The rectal venous plexus (or hemorrhoidal plexus) surrounds the rectum, and communicates in front with the vesical venous plexus in the male, and the vaginal venous plexus in the female.

A free communication between the portal and systemic venous systems is established through the rectal venous plexus. This allows administration of some medications normally given by mouth to be given rectally, while still bypassing first pass metabolism. Examples include rectal Diazepam and orally dissolving medications.

Parts
It consists of two parts, an internal in the submucosa, and an external outside the muscular coat.

Internal plexus
The internal plexus presents a series of dilated pouches which are arranged in a circle around the tube, immediately above the anal orifice, and are connected by transverse branches.
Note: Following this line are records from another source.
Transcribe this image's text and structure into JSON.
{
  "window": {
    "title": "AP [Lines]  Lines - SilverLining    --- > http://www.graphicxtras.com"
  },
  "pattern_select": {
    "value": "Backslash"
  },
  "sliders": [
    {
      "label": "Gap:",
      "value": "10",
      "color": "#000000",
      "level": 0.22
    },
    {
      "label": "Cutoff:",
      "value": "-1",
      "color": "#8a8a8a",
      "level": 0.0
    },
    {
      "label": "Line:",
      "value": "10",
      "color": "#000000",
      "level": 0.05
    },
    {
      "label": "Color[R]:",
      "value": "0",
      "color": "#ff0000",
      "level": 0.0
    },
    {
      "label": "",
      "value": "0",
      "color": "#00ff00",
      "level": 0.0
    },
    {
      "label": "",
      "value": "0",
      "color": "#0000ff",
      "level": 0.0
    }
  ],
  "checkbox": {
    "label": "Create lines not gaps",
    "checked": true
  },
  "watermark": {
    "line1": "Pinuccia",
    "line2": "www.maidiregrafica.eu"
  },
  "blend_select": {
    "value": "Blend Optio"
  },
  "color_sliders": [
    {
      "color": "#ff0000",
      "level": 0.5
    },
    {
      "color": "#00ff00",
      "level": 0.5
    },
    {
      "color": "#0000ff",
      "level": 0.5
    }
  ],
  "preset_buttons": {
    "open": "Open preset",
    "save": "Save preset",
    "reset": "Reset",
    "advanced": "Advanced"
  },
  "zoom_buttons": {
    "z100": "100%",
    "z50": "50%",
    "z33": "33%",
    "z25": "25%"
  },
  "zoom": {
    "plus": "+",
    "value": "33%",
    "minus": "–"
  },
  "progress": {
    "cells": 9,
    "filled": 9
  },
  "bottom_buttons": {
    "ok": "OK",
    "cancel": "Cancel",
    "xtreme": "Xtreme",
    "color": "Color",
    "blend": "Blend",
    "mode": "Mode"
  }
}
This internal plexus is also known in some medical communities as the Irving plexus.

External plexus
 The upper part of the external plexus is drained by the superior rectal vein which forms the commencement of the inferior mesenteric vein, a tributary of the portal vein.
 The middle part of the external plexus is drained by the middle rectal vein which joins the internal iliac vein.
 The lower part of the external plexus is drained by the inferior rectal veins into the internal pudendal vein

Support
The veins of the hemorrhoidal plexus are contained in very loose connective tissue, so that they get less support from surrounding structures than most other veins, and are less capable of resisting increased blood-pressure.